Patung pejuang di Benteng Vredeburg

Pada peringatan Hari Kemerdekaan RI, akan terbayang kembali betapa beratnya para pejuang dalam merebut kemerdekaan. Mereka berjuang mengusir penjajah di tengah desingan peluru, tanpa rasa gentar, hanya bersenjatakan bambu runcing. Lapar dan dahaga tidak dihiraukan, tidur di alam terbuka, maju terus pantang mundur.
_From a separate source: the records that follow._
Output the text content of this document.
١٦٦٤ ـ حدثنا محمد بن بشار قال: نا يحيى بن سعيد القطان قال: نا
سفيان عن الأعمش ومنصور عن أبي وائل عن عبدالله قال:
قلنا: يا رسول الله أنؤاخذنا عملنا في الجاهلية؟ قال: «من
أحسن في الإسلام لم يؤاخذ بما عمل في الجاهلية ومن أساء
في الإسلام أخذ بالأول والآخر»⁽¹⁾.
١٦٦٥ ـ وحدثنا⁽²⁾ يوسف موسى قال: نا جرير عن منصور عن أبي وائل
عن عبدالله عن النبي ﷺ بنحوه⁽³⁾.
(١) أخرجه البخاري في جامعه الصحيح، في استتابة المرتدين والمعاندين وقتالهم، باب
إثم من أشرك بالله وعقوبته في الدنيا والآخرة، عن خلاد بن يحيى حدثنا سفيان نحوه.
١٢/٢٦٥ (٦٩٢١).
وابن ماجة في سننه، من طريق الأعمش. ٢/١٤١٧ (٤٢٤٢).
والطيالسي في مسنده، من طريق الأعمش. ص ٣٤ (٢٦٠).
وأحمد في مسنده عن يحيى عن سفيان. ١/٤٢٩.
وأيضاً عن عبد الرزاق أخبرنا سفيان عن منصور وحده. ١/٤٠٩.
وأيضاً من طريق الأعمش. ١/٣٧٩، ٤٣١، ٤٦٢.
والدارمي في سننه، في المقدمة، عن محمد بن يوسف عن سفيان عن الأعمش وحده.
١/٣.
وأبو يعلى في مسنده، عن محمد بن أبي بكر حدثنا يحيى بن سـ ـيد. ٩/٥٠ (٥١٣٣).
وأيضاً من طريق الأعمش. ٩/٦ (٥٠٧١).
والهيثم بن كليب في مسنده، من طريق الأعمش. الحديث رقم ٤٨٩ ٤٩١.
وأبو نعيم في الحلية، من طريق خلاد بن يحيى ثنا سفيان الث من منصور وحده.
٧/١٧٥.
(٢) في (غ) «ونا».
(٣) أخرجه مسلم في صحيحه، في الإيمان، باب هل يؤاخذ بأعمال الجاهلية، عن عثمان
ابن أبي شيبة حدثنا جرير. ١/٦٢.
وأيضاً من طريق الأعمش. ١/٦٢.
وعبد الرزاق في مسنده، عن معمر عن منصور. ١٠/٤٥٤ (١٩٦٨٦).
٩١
Patung pejuang di Benteng Vredeburg

Bambu Runcing dibuat dari pohon bambu yang banyak terdapat di wilayah Indonesia, siapa yang mempunyai ide untuk membuatnya menjadi senjata?

Ada berbagai versi, salah satu versi paling umum, bambu runcing berasal dari pemikiran Kiai Subchi di Parakan, Temanggung, Jawa Tengah.

Pada masa perang kemerdekaan, seluruh komponen masyarakat ikut berjuang, di antaranya para santri. Sebelum terjun dalam peperangan, mereka berkunjung kepada Kiai Subchi, dan para santri diminta untuk membuat senjata dari bambu runcing. Setelah diberi petunjuk serta doa oleh Kiai Subchi, mereka kemudian bergabung dengan para pejuang melawan penjajah.

Rupanya penggunaan senjata bambu runcing membuat para musuh ketakutan dan beritanya menyebar kepada pejuang lainnya di berbagai daerah. Senjata itu ternyata ditakuti musuh, karena jika terkena tusukannya dapat menimbulkan kesakitan karena luka yang berkepanjangan, sehingga akan membawa kematian yang menyengsarakan.

Kiai Subchi dikenal sebagai seorang yang alim, beliau mendapat banyak julukan, seperti: “Kiai Bambu Runcing”, juga ”Sang Penggerak”. Atas komando beliau, banyak laskar dibentuk untuk membantu TKR (Tentara Keamanan Rakyat) dalam merebut kemerdekaan. Beberapa tokoh berkunjung ke tempat beliau, di antaranya Jenderal Soedirman.

Semoga perjuangan para pahlawan dalam merebut kemerdekaan tidak kita sia-siakan.